What they feel like You may notice bright red blood on your toilet paper or dripping into the bowl but have no other symptoms; otherwise, you may have some itching or irritation around that area, or even feel a hemorrhoid sticking out.
Rx See your MD. Mild hemorrhoids can be treated by eating a high-fiber diet (to prevent constipation and reduce straining) and using over-the-counter pads with witch hazel, like Tucks, to relieve pain and itching. If your hemorrhoid is protruding from your anus, a colorectal surgeon can place a rubber band around it to choke off its blood supply so that it eventually falls off, Dr. Ky says. If that doesn't work, you can have the hemorrhoid removed surgically (which usually requires local anesthesia with sedation but is an outpatient procedure).
Watch out for this pain
Diverticulosis—a condition in which you develop small bulging pouches in your colon—afflicts about a third of adults over 45, according to the Cleveland Clinic. Usually, you don't realize you have pouches. But when one gets infected, a condition known as diverticulitis, you may experience abdominal pain (usually on your left side) that could send you to the ER. Don't worry: Antibiotics calm it down.
Crazy for colonics
Celebs such as Madonna and Janet Jackson have reportedly undergone colonics, a process in which a colon hydrotherapist places a tube in your rectum and flushes water into your colon. Why? The procedure is based on the theory that toxins build up in the colon, causing issues such as weight gain and fatigue, and need to be removed. But medical experts say that this is bogus. In fact, a 2011 Georgetown University review concluded that colonics have no benefit and could lead to side effects ranging from cramping to even death. Same goes for enemas—which Kourtney Kardashian has had—and other supposed colon cleanses. Bottom line: "Your colon does a great job of cleaning itself," Dr. Ky says. "It's not meant to be pristine."
Getty Images What is inflammatory bowel disease?

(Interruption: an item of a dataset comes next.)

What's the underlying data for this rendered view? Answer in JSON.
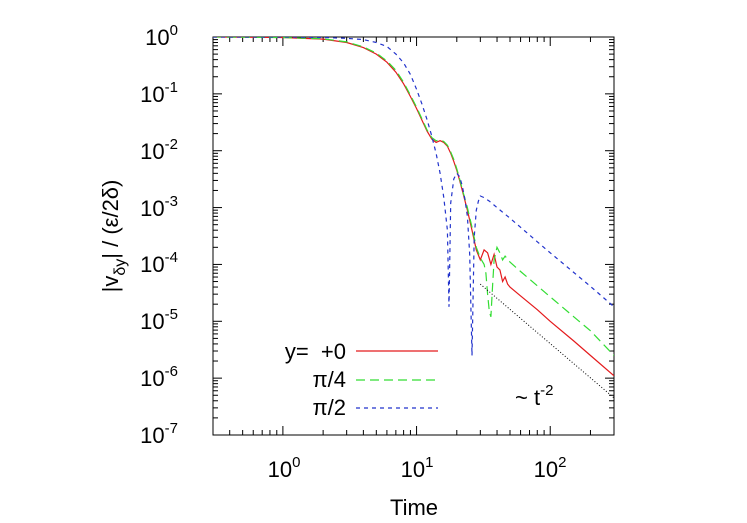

A constellation of diseases that involve chronic inflammation of your small intestine and colon, inflammatory bowel disease (IBD) occurs when your immune system goes into overdrive and views food, bacteria and other normal residents of your digestive tract as invaders. The two most common in women are ulcerative colitis and Crohn's disease. Symptoms of both include chronic diarrhea, cramping, abdominal pain, fever, rectal bleeding and unexplained weight loss (since inflammation can keep the colon from absorbing crucial nutrients). Prescription anti-inflammatory drugs, such as azulfidine, along with immune-system suppressors, like Remicade or Humira, can help. To prevent IBD, try loading up on olive oil: According to one British study, people with the highest consumption of oleic acid—found in olive, peanut and grape-seed oils and in butter and some margarines—had a 90 percent reduced risk of the condition compared with those with the lowest intake.

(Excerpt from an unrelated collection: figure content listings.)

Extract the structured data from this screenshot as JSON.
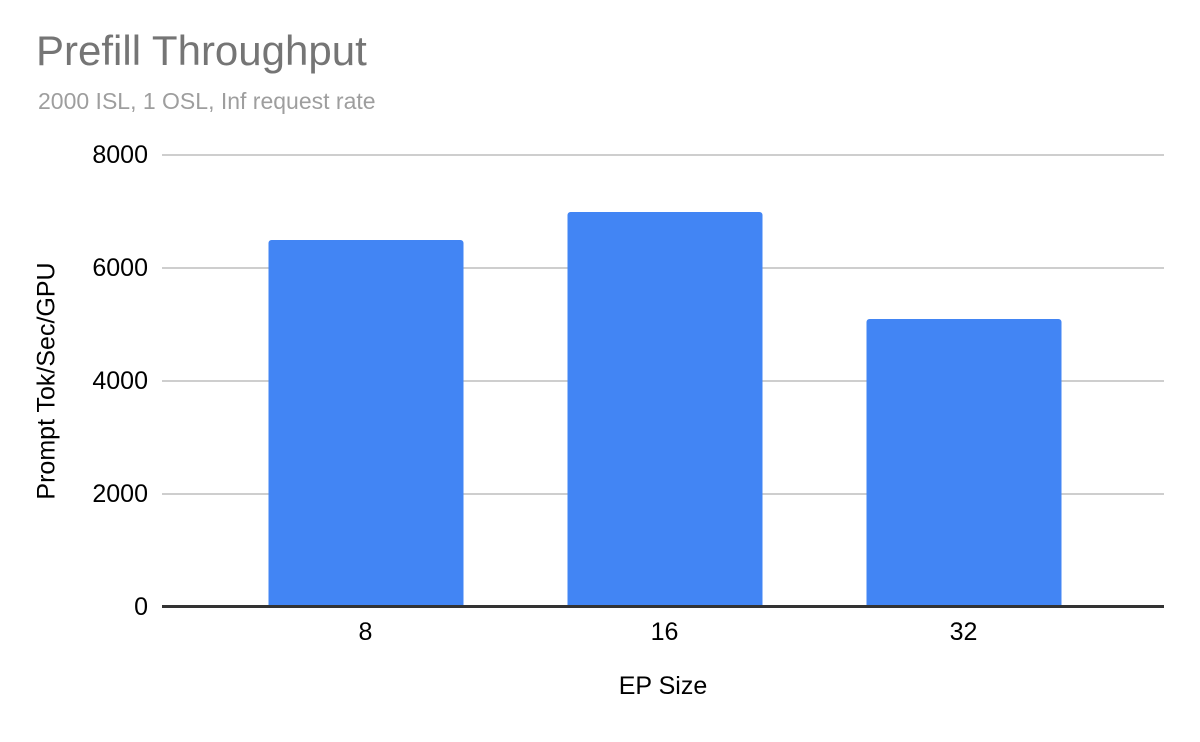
{
  "chart_data": {
    "type": "bar",
    "title": "Prefill Throughput",
    "subtitle": "2000 ISL, 1 OSL, Inf request rate",
    "categories": [
      "8",
      "16",
      "32"
    ],
    "values": [
      6500,
      7000,
      5100
    ],
    "xlabel": "EP Size",
    "ylabel": "Prompt Tok/Sec/GPU",
    "ylim": [
      0,
      8000
    ],
    "yticks": [
      0,
      2000,
      4000,
      6000,
      8000
    ],
    "grid": true,
    "legend_position": "none",
    "bar_color": "#4285f4",
    "colors": {
      "title": "#757575",
      "subtitle": "#9e9e9e",
      "axis_label": "#000000",
      "tick_label": "#000000",
      "gridline": "#cecece",
      "baseline": "#333333",
      "background": "#ffffff"
    }
  }
}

The best way to beat colon cancer
Fecal occult testing, sigmoidoscopy, double-contrast barium enema—there are a plethora of new colon cancer screenings out there, but experts agree that a colonoscopy is the most comprehensive. "It's the gold standard because it doesn't just find cancer—it can prevent it by allowing the surgeon to get rid of potentially cancerous polyps immediately," explains Mark Pochapin, MD, director of the division of gastroenterology at NYU Langone Medical Center.
(Other screening tests, including virtual colonoscopies—which rely on X-rays and computer imaging instead of a scope—require a follow-up, usually a traditional colonoscopy, if anything suspicious appears.) Get your first colonoscopy at age 50—earlier if you have a family history of polyps or cancer. Got no polyps? You don't need to go back for 5 to 10 years.